Reading Between the Baselines: Clubhouse Ethics 101

April 27, 2007
My first two years as a member of the media have been pretty smooth. I’ve worked with dozens of college players and coaches, talked to baseball executives, met scouts, and interviewed a bunch of minor leaguers without so much as a hiccup. But those interactions all came on relatively neutral territory, not the beast that is the losing team’s clubhouse.

I’m new to Durham, so I thought it would be fun to check out the Bulls in their first home series of 2007. And although it was less than 50 degrees for most of Saturday evening, I was so euphoric from the game and atmosphere that I decided it was a good idea to go chat with some of the visiting Syracuse players in their clubhouse after the team had just lost 9-5—my first mistake.
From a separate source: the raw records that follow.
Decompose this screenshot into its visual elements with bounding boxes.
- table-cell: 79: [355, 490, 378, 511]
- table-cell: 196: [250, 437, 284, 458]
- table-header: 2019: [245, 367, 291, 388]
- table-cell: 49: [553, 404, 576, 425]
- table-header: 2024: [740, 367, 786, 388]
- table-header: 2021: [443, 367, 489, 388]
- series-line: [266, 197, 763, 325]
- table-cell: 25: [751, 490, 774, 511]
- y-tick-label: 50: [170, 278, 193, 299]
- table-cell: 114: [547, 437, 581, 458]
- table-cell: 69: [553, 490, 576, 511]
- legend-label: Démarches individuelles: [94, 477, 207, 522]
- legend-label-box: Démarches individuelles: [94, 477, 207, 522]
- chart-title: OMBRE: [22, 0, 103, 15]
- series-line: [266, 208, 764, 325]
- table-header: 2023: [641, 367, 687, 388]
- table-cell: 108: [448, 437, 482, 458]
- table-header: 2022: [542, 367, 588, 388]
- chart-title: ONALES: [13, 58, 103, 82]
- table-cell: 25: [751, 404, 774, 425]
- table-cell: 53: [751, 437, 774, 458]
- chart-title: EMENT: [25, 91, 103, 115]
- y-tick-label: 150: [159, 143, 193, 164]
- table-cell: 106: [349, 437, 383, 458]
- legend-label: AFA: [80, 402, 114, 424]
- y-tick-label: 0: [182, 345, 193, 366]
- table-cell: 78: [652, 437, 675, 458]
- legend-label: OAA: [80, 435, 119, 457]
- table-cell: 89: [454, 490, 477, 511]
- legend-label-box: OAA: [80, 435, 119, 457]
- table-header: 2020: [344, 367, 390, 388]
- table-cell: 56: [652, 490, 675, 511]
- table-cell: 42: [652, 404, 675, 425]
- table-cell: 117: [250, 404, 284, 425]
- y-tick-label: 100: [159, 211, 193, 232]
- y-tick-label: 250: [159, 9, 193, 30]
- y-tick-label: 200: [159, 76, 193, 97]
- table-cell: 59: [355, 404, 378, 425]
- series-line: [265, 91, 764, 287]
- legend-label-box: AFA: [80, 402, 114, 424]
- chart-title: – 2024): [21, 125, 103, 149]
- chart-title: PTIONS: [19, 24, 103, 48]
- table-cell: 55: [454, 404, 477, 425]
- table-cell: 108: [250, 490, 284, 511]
There’s a rule posted on the door of the visiting team’s locker room that basically says, “All media members must wait 15 minutes after the conclusion of the game before entering the clubhouse.” I foolishly strolled in about five minutes after the game—my second mistake.

Syracuse manager Doug Davis met me in the entryway of the clubhouse, and we had a good, friendly conversation, so I continued toward the player’s quarters without thinking twice—my third mistake.

As I attracted dozens of cold looks and saw more naked male silhouettes from the corner of my eye than I’ve seen in my life, I realized that I didn’t know what the player I wanted to talk to, John-Ford Griffin, looked like. No worries, I’d just ask one of the guys working in the club house—my fourth mistake.

He pointed Griffin out to me, but before I could go talk to him, another clubhouse worker pulled me off to the side.

“What the hell do you think you’re doing?” he said. “You saw the sign. It’s OK to come in early if the team just won but not after a loss like this. C’mon man. You have no business being here right now.”

“I’m sorry,” I replied. “I’m new at this and I wasn’t thinking clearly. I’ll wait a bit longer.”

So I put myself on a timeout until the club house guy gave me the green light.

By this time, Griffin was settled in at a card table with a group of his teammates and I was completely terrified by what I’d gotten myself into. Eyes wide and knees on the verge of shaking, I crept up to the table like a teenager trying to sneak out of the house for the first time.

One of the Syracuse veterans who was sitting at the table could smell my fear.

“Excuse me John-Ford, can I have a second of your time? ” I asked.

“You’ve got to be kidding me!” the veteran who was all too keen on my apprehension exclaimed.

“I’m sorry, I didn’t mean to interrupt,” I said weakly.

“No, I’m just messing with you,” he laughed, as everyone who saw the interaction couldn’t help but snicker.

Bright red and now noticeably shaking, I stuttered through my short list of questions for Griffin. He politely listened before giving me some sincere and detailed responses. I sensed that he felt a little sympathy for me.

As I left the clubhouse—oversized laptop case across my shoulder—and walked up the street to my car, I realized that I’d just been initiated. And I’d never forget what a humbling experience it was.